Just as 'deer' in German (or its cognate) means ANY ANIMAL, in English it
got narrowed down to 'cervus' as the 'animal' par excellence. So the spider
is the spinner by excellence. A linguist based his theory on that to build
a "STEREOTYPE semantics" which has a Wittgensteinian overtone to it (vide
his concept of 'family resemblance')

The male spider (or 'spinner', literally) is commonly much smaller than the
female, and in impregnating the female runs great risk of being devoured.

Dawkins's evolution theory (which has Popperian overtones) has some
problems explaining this risk -- but a male spider is a male spider.

The difference in sizes, incidentally, is as if the human female should be
some 60 or 70 feet tall. Witters once said that if a lion could speak we
wouldn't understand it. He does seem to implicate that lions communicate with
each other. If a male were to impregnate a 70 ft. tall female, he would
scream: "Giant!" but do we know Spiderese?

"Spinner" was NOT the common word in Old English.

The common Old English word that King Alfred (one of his sons was an
arachnophobe, so we know) was "loppe" -- Midlands "lobbe", also atorcoppe,
and,
from Latin, "renge".

(Typically, the English blamed the Romans for infesting the Isles with
'renges'.

Another Old English word was gangewifre "a weaver as he goes," and Middle
English had araine "spider" (14c.-15c., from French -- as in "Kiss of the
Spider Woman").

In literature, a spinner is often a figure of cunning, skill, and industry
as well as poisonous predation.

In 17c. English 'spinner' was used figuratively for poisonousness and
thread-spinning but also sensitivity (to vibrations), lurking, independence.

As the name for a type of two-pack solitaire, it is attested from 1890.

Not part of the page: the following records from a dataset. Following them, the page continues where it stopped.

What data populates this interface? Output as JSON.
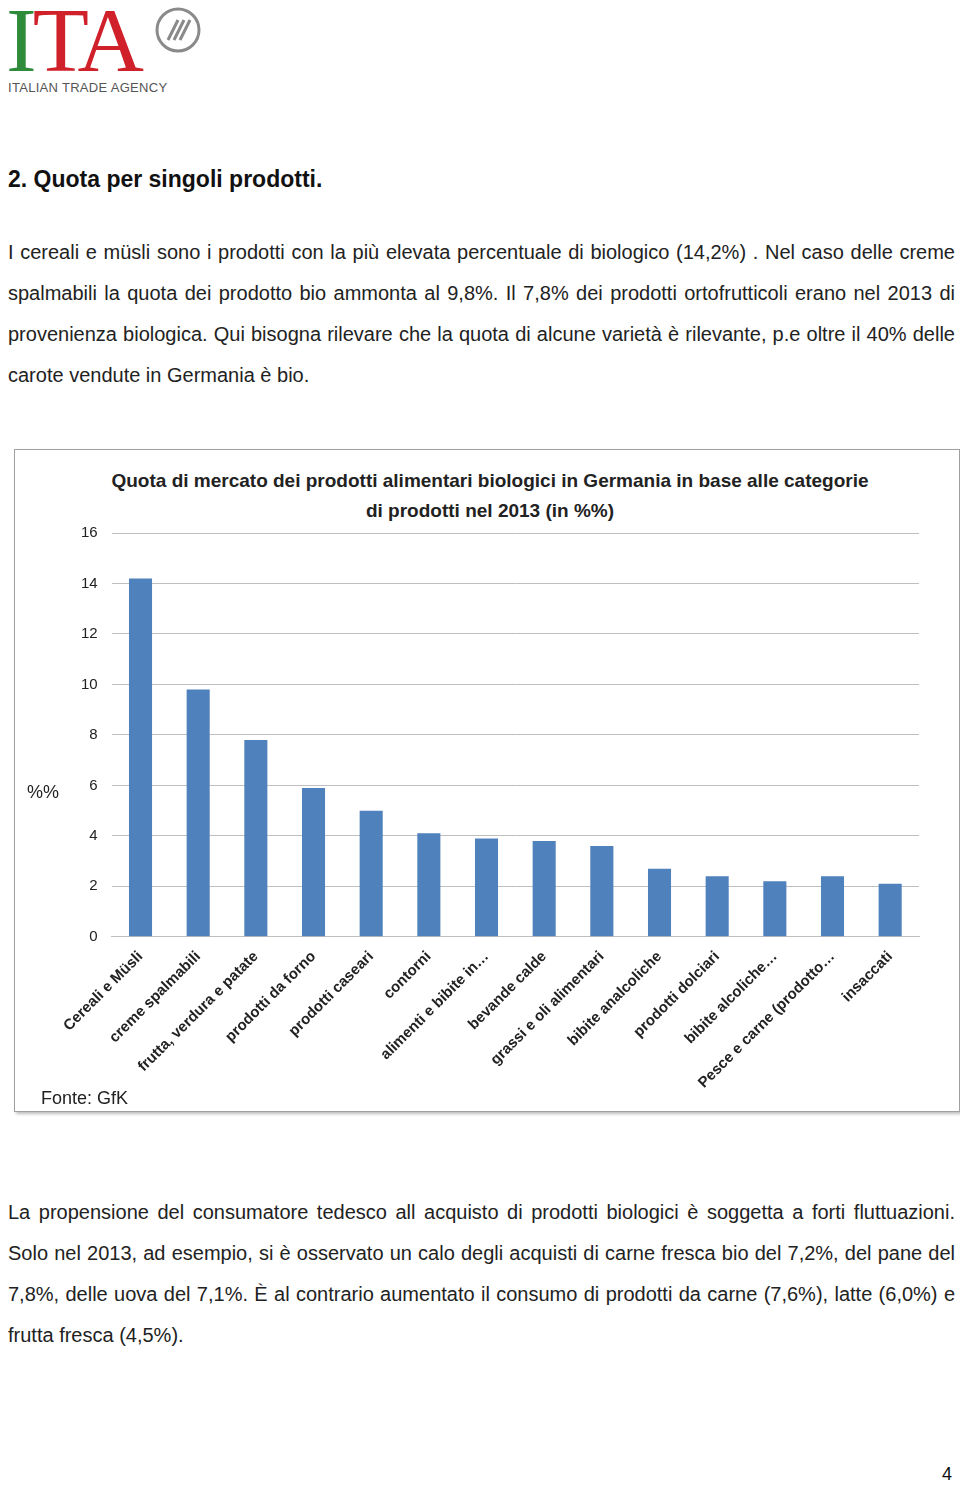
{
  "header": {
    "logo": "ITA",
    "agency": "ITALIAN TRADE AGENCY"
  },
  "heading": "2. Quota per singoli prodotti.",
  "paragraph_before": "I cereali e müsli sono i prodotti con la più elevata percentuale di biologico (14,2%) . Nel caso delle creme spalmabili la quota dei prodotto bio ammonta al 9,8%. Il 7,8% dei prodotti ortofrutticoli erano nel 2013 di provenienza biologica. Qui bisogna rilevare che la quota di alcune varietà è rilevante, p.e oltre il 40% delle carote vendute in Germania è bio.",
  "chart_data": {
    "type": "bar",
    "title": "Quota di mercato dei prodotti alimentari biologici in Germania in base alle categorie di prodotti nel 2013 (in %%)",
    "y_label": "%%",
    "note": "Fonte: GfK",
    "categories": [
      "Cereali e Müsli",
      "creme spalmabili",
      "frutta, verdura e patate",
      "prodotti da forno",
      "prodotti caseari",
      "contorni",
      "alimenti e bibite in…",
      "bevande calde",
      "grassi e oli alimentari",
      "bibite analcoliche",
      "prodotti dolciari",
      "bibite alcoliche…",
      "Pesce e carne (prodotto…",
      "insaccati"
    ],
    "values": [
      14.2,
      9.8,
      7.8,
      5.9,
      5.0,
      4.1,
      3.9,
      3.8,
      3.6,
      2.7,
      2.4,
      2.2,
      2.4,
      2.1
    ],
    "color": "#4f81bd",
    "ylim": [
      0,
      16
    ],
    "yticks": [
      0,
      2,
      4,
      6,
      8,
      10,
      12,
      14,
      16
    ],
    "grid": true
  },
  "paragraph_after": "La propensione del consumatore tedesco all acquisto di prodotti biologici è soggetta a forti fluttuazioni. Solo nel 2013, ad esempio, si è osservato un calo degli acquisti di carne fresca bio del 7,2%, del pane del 7,8%, delle uova del 7,1%. È al contrario aumentato il consumo di prodotti da carne (7,6%), latte (6,0%) e frutta fresca (4,5%).",
  "page_number": 4
}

Spider crab is from 1710, used of various species. Spider monkey is from
1764, so called for its long limbs.

And arachnophobia has a cure!

The fear of 'spinners' can be treated by any of the general techniques
suggested for specific phobias.

The first line of treatment is systematic desensitization – also known as
exposure therapy – which was first described by Joseph Wolpe, whose nephew
was an arachnophobe.

In addition, beta blockers, serotonin reuptake inhibitors and sedatives are
used in the treatment of arachnophobia -- "in the correct quantities,"
Geary notes.

Before engaging in systematic desensitization it is common to train the
individual with arachnophobia in relaxation techniques, which will help keep
the patient calm.

"Don't show him 3D images of spinners, for once," Geary recommends.

Systematic desensitization can be done in vivo (with live spiders), in
'morto', with dead spiders, or by getting the individual to imagine situations
involving spiders, then modelling interaction with spiders for the person
affected and eventually interacting with real spiders.

"If you find them," Geary notes (He is making joke of J. L. Austin who said
that 'real', as in 'real spider' - versus 'plastic spider') was the word
that 'wears the trousers'. As Popper would say, a plastic spider is not a
spider, but how can you refute a misuse so widespread as that ("I bought a
plastic spider to scare my cousin!").

The techniques descrbied above can be effective in just one session --
sometimes in 'half a session,' Geary adds ('even if you have to pay for the
full session').

The discovery of the implication of N-methyl-D-aspartate in fear and fear
extinction has led to the use of D-cycloserine—originally developed as an
antibiotic—to augment the results of therapy.


Recent advances in technology have enabled the use of virtual or augmented
reality spiders for use in therapy. These techniques have proven to be
effective -- but not for a Popperian, who looks for 'disproofs', rather -- or
'refudiations', as a famous Northern Popperian would have it!